MD alumna and Dr. Mom blogger Stephanie Liu follows her curiosity into innovation and entrepreneurship, with some help from her friends

New product a testament to the spirit of collaboration born during alumni group’s U of A days

Sasha Roeder Mah - 13 December 2022

As a family doctor living and working through many a cold, dry Alberta winter, Faculty of Medicine & Dentistry alumna Stephanie Liu, ’13 MD, has seen a lot of clinically dry skin on even her youngest patients. Sometimes the eczema is so severe she has had no choice but to treat it with steroids — an effective treatment, she says, but not without its potential for side-effects that worry some of her patients. 

But it was a separate problem that led to her beta-glucan-based skin-care range of products for children. In researching natural fibre supplements for her own digestive issues, the physician and popular Life of Dr. Mom blogger discovered made-in-Alberta NutraStat, based on a University of Alberta professor’s formula that involves extracting beta-glucan from barley. She was soon to find articles extolling beta-glucan not just as an edible supplement but also as a highly effective moisturizer.

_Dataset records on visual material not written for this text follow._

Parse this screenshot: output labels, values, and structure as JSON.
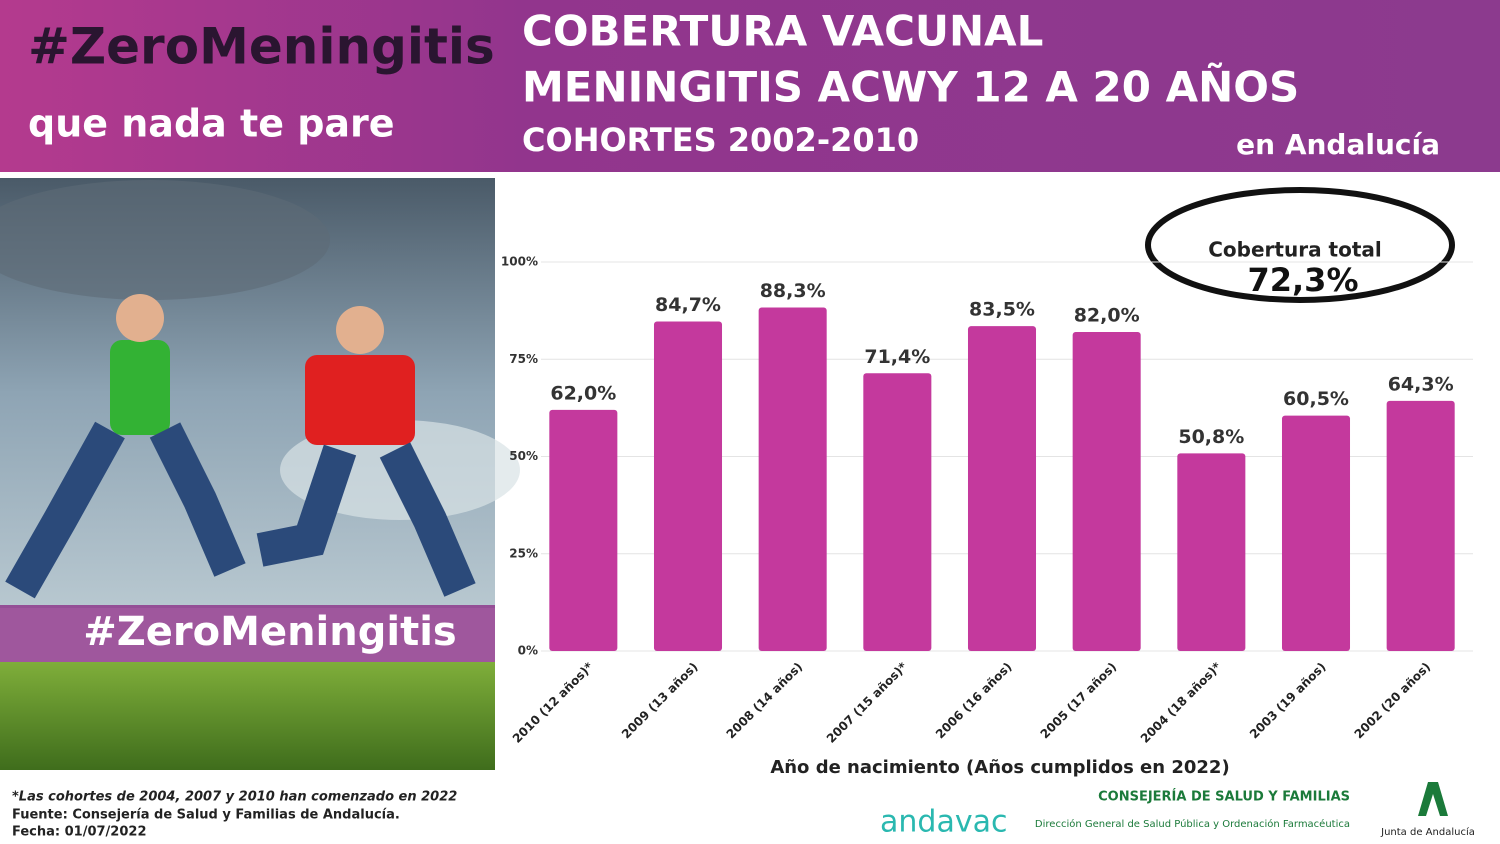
{
  "header": {
    "hashtag": "#ZeroMeningitis",
    "slogan": "que nada te pare",
    "title_line1": "COBERTURA VACUNAL",
    "title_line2": "MENINGITIS ACWY 12 A 20 AÑOS",
    "title_line3": "COHORTES  2002-2010",
    "region": "en Andalucía"
  },
  "photo": {
    "banner": "#ZeroMeningitis"
  },
  "chart_data": {
    "type": "bar",
    "categories": [
      "2010 (12 años)*",
      "2009 (13 años)",
      "2008 (14 años)",
      "2007 (15 años)*",
      "2006 (16 años)",
      "2005 (17 años)",
      "2004 (18 años)*",
      "2003 (19 años)",
      "2002 (20 años)"
    ],
    "values": [
      62.0,
      84.7,
      88.3,
      71.4,
      83.5,
      82.0,
      50.8,
      60.5,
      64.3
    ],
    "value_labels": [
      "62,0%",
      "84,7%",
      "88,3%",
      "71,4%",
      "83,5%",
      "82,0%",
      "50,8%",
      "60,5%",
      "64,3%"
    ],
    "color": "#c4399d",
    "ylim": [
      0,
      100
    ],
    "yticks": [
      {
        "value": 0,
        "label": "0%"
      },
      {
        "value": 25,
        "label": "25%"
      },
      {
        "value": 50,
        "label": "50%"
      },
      {
        "value": 75,
        "label": "75%"
      },
      {
        "value": 100,
        "label": "100%"
      }
    ],
    "grid": true,
    "x_label": "Año de nacimiento  (Años cumplidos en 2022)",
    "annotation": {
      "label": "Cobertura total",
      "value": "72,3%"
    }
  },
  "footer": {
    "note": "*Las cohortes de 2004, 2007 y 2010 han comenzado en 2022",
    "source": "Fuente: Consejería de Salud y Familias de Andalucía.",
    "date": "Fecha: 01/07/2022",
    "logo_andavac": "andavac",
    "ministry": "CONSEJERÍA DE SALUD Y FAMILIAS",
    "direction": "Dirección General de Salud Pública y Ordenación Farmacéutica",
    "junta": "Junta de Andalucía"
  }
}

Liu, who has never met a problem she’s not excited to try to solve, immediately wondered: If this is correct, how can I use this information to help my patients? It was time to call a friend — one who had a bit more experience doing in-depth medical research. Friend and fellow alumna Ling Ling, ’13 MD, ’16 PG MedEd Cert, an allergist and immunologist, agreed to do some digging. 

“I am always looking out for effective treatments for irritated, inflamed skin,” says Ling, who was happy to help. “In human and lab studies, beta-glucan was shown to have anti-inflammatory, anti-aging properties in the skin. It also stimulates our immune cells to promote skin healing in wounds and broken skin,” she discovered. 

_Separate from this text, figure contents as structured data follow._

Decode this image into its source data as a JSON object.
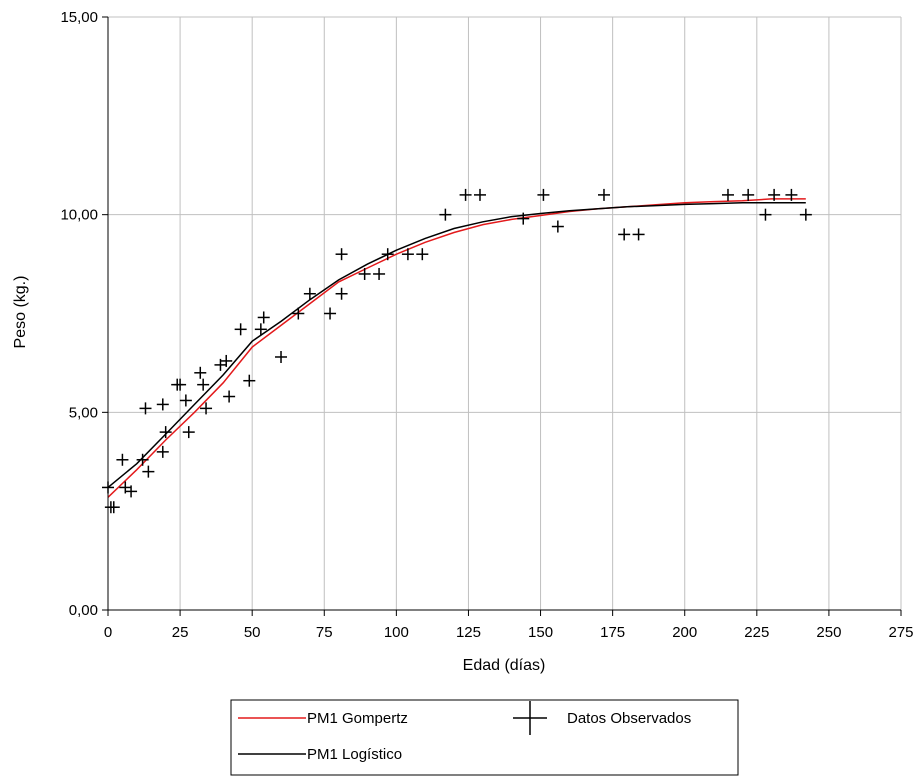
{
  "chart_data": {
    "type": "scatter",
    "xlabel": "Edad (días)",
    "ylabel": "Peso (kg.)",
    "xlim": [
      0,
      275
    ],
    "ylim": [
      0,
      15
    ],
    "x_ticks": [
      {
        "value": 0,
        "label": "0"
      },
      {
        "value": 25,
        "label": "25"
      },
      {
        "value": 50,
        "label": "50"
      },
      {
        "value": 75,
        "label": "75"
      },
      {
        "value": 100,
        "label": "100"
      },
      {
        "value": 125,
        "label": "125"
      },
      {
        "value": 150,
        "label": "150"
      },
      {
        "value": 175,
        "label": "175"
      },
      {
        "value": 200,
        "label": "200"
      },
      {
        "value": 225,
        "label": "225"
      },
      {
        "value": 250,
        "label": "250"
      },
      {
        "value": 275,
        "label": "275"
      }
    ],
    "y_ticks": [
      {
        "value": 0,
        "label": "0,00"
      },
      {
        "value": 5,
        "label": "5,00"
      },
      {
        "value": 10,
        "label": "10,00"
      },
      {
        "value": 15,
        "label": "15,00"
      }
    ],
    "grid": true,
    "legend_position": "bottom",
    "series": [
      {
        "name": "PM1 Gompertz",
        "kind": "line",
        "color": "#e31a1c",
        "x": [
          0,
          10,
          20,
          30,
          40,
          50,
          60,
          70,
          80,
          90,
          100,
          110,
          120,
          130,
          140,
          150,
          160,
          170,
          180,
          190,
          200,
          210,
          220,
          230,
          242
        ],
        "y": [
          2.85,
          3.55,
          4.3,
          5.0,
          5.75,
          6.65,
          7.2,
          7.75,
          8.3,
          8.65,
          9.0,
          9.3,
          9.55,
          9.75,
          9.88,
          9.98,
          10.08,
          10.15,
          10.2,
          10.25,
          10.3,
          10.33,
          10.35,
          10.4,
          10.4
        ]
      },
      {
        "name": "PM1 Logístico",
        "kind": "line",
        "color": "#000000",
        "x": [
          0,
          10,
          20,
          30,
          40,
          50,
          60,
          70,
          80,
          90,
          100,
          110,
          120,
          130,
          140,
          150,
          160,
          170,
          180,
          190,
          200,
          210,
          220,
          230,
          242
        ],
        "y": [
          3.1,
          3.7,
          4.45,
          5.2,
          5.95,
          6.8,
          7.3,
          7.85,
          8.35,
          8.75,
          9.1,
          9.4,
          9.65,
          9.82,
          9.95,
          10.03,
          10.1,
          10.15,
          10.2,
          10.23,
          10.26,
          10.28,
          10.3,
          10.3,
          10.3
        ]
      },
      {
        "name": "Datos Observados",
        "kind": "marker",
        "color": "#000000",
        "x": [
          0,
          1,
          2,
          5,
          6,
          8,
          12,
          13,
          14,
          19,
          19,
          20,
          24,
          25,
          27,
          28,
          32,
          33,
          34,
          39,
          41,
          42,
          46,
          49,
          53,
          54,
          60,
          66,
          70,
          77,
          81,
          81,
          89,
          94,
          97,
          104,
          109,
          117,
          124,
          129,
          144,
          151,
          156,
          172,
          179,
          184,
          215,
          222,
          228,
          231,
          237,
          242
        ],
        "y": [
          3.1,
          2.6,
          2.6,
          3.8,
          3.1,
          3.0,
          3.8,
          5.1,
          3.5,
          5.2,
          4.0,
          4.5,
          5.7,
          5.7,
          5.3,
          4.5,
          6.0,
          5.7,
          5.1,
          6.2,
          6.3,
          5.4,
          7.1,
          5.8,
          7.1,
          7.4,
          6.4,
          7.5,
          8.0,
          7.5,
          9.0,
          8.0,
          8.5,
          8.5,
          9.0,
          9.0,
          9.0,
          10.0,
          10.5,
          10.5,
          9.9,
          10.5,
          9.7,
          10.5,
          9.5,
          9.5,
          10.5,
          10.5,
          10.0,
          10.5,
          10.5,
          10.0
        ]
      }
    ]
  }
}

Still, there appeared to be only one skin product — Aveeno — on the market made from beta-glucan. But Aveeno is oat based, and oats only contain up to five per cent beta-glucan at most. Liu had a feeling it was possible to do better. So she reached out to Brad Shapka, ’84 BSc, co-founder of the company that makes the barley-based NutraStat, and asked for his help. Together, Ling, Liu and Shapka determined they could create a bath formula with about 23 per cent beta-glucan — without any harmful additives — using the same extraction process the company uses for NutraStat. 

Before long, with support from an extensive number of fellow alumni and friends, in the fall of 2021 Soothing Bath Treatment by Dr. Mom was finding its way into the baths of people of all ages across Edmonton. It has been a true team effort right from the beginning, with U of A grads from multiple disciplines collaborating. The ad hoc brainstorming/advisory team includes Science grad Shapka, children’s shop owner Lesley Williams, ’05 BA, who offered her knowledge of marketing and demand, and dermatologist Russell Wong, ’08 BSc, ’13 MD, who helped spread the word in his clinic in the early days — after his own mother tried and loved the product. Doctor friends Yuliya Koledenok, ’08 MD, and Shawna Pandya, ’12 MD, also offered it to their patients and ended up investing in the product as well, while pharmacist Erin Manchuk, ’05 BSc Pharm, also provided expert advice.

Nearly a year later, thanks to patient feedback, the group added Soothing Beta Cream to the lineup and now both products are available in more than 20 pharmacies, 10 dermatology clinics and skin-care retailers across Canada.

Liu knows none of this would have happened without her broad network of U of A friends and colleagues. “University isn’t just about learning; it’s about making friends and feeling connected,” she says. “I wouldn’t have been able to do this if not for my strong connections from university.”

Ling echoes that: “It's wonderful to work with not just fellow alumni, but a classmate and friend (Liu). We share a vision to make products that can be trusted. And the education we received at the U of A gave us the foundation to make this happen.”

The group doesn’t meet in person often; with such busy personal and professional schedules, they touch base about once a month. Their stimulating discussions always reinforce Liu’s belief: “No matter how much you know, if you want to figure out how to turn an idea into a tangible solution it’s always a good idea to try to find someone who knows more than you do.”

Something else that this product launch has reinforced for Liu? No matter how successful the skin-care line becomes, she will never abandon her first love — caring for her patients. “I love being a doctor. It keeps me learning every day, which I love. It keeps me innovative and I love the search to make people’s lives better in any way I can.”

Before medical school, Liu never would have imagined penning a far-reaching mommy blog and several children’s books, let alone starting a skin-care line. “I had no business experience whatsoever,” she says with a laugh. Her drive to solve health problems in innovative ways has certainly taken her in fascinating directions, and she wouldn’t have it any other way. ‘I would say if you have a passion for something, go after it. If you sit there waiting for it, it’s not going to come.”